Are you saving for a down payment on a home? An education fund for the kids? Your retirement? Whatever the reason for your savings, follow these strategies below to help you set achievable financial goals in a realistic timeframe for your future.
First off, what are you saving for?
Determine what your short-term, mid-term and long-term goals are. For example: your emergency fund could be a short-term goal, a down payment for a home could be either a midterm or long-term goal, and retirement could be a long-term goal for you.
Next, set a timeline for your goal.
Determine how much you want to save and when you need it by. For example: by 2026, I want to save $35,000 for a down payment on a home.
Now you can build your savings plan!
For each of your savings goals, calculate a monthly savings amount that you will need to put away to reach your goal.

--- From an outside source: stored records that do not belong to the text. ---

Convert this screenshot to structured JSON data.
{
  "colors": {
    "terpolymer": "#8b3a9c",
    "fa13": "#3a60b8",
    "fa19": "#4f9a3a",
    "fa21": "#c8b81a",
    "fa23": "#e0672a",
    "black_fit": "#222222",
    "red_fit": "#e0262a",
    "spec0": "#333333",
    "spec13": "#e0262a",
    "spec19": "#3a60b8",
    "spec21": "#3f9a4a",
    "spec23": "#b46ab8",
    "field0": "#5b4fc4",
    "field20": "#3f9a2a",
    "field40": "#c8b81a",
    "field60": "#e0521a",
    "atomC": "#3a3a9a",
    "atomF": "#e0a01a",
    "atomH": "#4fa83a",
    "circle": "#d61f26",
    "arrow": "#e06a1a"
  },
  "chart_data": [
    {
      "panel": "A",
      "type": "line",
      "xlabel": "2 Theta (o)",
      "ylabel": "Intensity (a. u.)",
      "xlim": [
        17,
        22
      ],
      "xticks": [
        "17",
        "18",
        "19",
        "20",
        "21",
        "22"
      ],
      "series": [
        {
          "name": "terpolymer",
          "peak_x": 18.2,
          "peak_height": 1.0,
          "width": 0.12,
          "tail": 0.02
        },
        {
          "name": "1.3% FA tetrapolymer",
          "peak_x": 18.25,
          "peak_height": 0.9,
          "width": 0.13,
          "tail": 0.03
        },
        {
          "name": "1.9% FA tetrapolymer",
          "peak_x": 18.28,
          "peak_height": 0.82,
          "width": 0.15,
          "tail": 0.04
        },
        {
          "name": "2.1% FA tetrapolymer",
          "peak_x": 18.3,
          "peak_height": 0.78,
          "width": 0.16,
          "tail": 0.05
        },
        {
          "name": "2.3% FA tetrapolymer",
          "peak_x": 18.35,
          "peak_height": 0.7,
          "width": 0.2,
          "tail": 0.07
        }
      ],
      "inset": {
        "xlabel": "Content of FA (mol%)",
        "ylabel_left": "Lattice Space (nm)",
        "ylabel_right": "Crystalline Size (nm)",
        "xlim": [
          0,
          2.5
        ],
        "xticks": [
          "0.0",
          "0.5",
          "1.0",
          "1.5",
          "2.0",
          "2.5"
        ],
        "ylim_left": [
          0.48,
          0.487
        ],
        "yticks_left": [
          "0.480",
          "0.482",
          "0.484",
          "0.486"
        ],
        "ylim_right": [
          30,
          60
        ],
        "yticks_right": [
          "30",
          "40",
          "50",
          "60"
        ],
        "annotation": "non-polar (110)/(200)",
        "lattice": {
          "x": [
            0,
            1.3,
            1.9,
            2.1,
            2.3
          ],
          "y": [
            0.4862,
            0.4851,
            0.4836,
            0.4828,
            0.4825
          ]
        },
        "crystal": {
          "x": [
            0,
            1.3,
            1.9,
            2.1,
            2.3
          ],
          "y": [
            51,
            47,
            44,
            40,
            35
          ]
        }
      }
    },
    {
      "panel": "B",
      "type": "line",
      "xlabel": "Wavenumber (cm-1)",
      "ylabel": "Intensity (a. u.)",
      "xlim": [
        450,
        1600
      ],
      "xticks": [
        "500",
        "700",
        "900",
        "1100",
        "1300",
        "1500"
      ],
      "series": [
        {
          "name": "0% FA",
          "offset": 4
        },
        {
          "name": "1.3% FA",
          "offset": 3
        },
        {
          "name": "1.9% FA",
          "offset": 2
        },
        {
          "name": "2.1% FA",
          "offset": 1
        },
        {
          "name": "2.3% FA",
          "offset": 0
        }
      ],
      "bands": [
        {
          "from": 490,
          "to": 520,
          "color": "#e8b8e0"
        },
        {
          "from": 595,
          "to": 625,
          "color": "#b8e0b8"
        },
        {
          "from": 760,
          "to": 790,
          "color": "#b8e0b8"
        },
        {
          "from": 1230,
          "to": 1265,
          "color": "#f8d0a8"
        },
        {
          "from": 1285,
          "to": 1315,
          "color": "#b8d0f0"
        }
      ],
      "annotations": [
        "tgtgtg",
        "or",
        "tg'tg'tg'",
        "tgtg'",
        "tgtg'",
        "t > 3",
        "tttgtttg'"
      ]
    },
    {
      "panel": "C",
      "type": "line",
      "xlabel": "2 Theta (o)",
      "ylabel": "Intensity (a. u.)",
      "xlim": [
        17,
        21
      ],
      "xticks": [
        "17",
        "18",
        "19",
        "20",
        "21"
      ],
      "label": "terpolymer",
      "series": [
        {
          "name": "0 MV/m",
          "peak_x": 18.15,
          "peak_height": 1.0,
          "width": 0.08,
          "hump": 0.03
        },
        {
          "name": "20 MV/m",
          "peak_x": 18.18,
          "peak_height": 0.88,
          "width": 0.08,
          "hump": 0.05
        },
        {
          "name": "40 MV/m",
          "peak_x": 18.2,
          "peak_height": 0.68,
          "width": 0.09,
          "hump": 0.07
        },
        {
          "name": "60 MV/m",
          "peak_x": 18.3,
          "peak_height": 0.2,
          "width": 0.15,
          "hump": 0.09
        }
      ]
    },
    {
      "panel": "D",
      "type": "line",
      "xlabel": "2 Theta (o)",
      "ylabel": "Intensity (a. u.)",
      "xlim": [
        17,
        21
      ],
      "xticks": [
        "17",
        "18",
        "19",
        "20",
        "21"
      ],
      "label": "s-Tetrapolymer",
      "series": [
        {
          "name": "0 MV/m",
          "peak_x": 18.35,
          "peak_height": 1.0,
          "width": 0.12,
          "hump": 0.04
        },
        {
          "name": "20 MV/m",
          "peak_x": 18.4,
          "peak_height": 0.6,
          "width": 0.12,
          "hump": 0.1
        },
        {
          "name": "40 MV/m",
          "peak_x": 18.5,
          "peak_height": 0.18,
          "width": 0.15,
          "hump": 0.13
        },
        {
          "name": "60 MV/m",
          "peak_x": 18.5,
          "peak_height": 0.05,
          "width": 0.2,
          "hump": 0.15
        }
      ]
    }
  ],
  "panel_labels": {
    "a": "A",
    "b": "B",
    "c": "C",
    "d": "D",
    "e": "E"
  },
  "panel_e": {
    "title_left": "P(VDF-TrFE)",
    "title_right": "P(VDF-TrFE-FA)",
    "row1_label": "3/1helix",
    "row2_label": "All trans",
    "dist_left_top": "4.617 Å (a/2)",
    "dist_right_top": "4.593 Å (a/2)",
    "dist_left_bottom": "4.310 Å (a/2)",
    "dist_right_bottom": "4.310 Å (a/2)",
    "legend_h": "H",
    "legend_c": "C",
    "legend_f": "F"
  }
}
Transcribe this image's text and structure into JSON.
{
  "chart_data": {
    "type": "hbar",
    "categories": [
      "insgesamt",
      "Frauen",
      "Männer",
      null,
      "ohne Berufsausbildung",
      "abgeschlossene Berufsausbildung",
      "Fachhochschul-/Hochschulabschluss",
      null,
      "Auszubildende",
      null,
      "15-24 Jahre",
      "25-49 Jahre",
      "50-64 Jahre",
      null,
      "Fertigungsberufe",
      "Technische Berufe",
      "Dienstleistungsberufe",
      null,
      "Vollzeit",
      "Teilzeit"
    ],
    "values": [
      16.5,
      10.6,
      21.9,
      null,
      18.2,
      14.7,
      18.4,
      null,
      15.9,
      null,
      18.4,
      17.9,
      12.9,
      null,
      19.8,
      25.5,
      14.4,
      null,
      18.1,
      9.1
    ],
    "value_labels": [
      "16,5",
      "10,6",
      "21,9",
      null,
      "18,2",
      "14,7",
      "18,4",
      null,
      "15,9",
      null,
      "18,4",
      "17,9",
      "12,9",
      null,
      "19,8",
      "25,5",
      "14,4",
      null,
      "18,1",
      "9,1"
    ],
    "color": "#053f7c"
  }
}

For example: you will need to save $583 per month to get you $35,000 in 5 years.
Creating your budget.
Now that you know how much money you need to save each month, add that amount to your monthly budget. If it's more than you can afford, consider making a few financial cuts, finding ways to add in extra income, or choosing a higher-yield savings vehicle.
Not sure where to start?
TIP: I always suggest stocking your emergency fund with at least 3 months of expenses and then ramping up on other savings goals.
Now you know how to create, organize, and set up your future savings goals in an achievable timeframe that works for you. I am confident that if you follow these financial strategies, any financial goal you have will surely be met!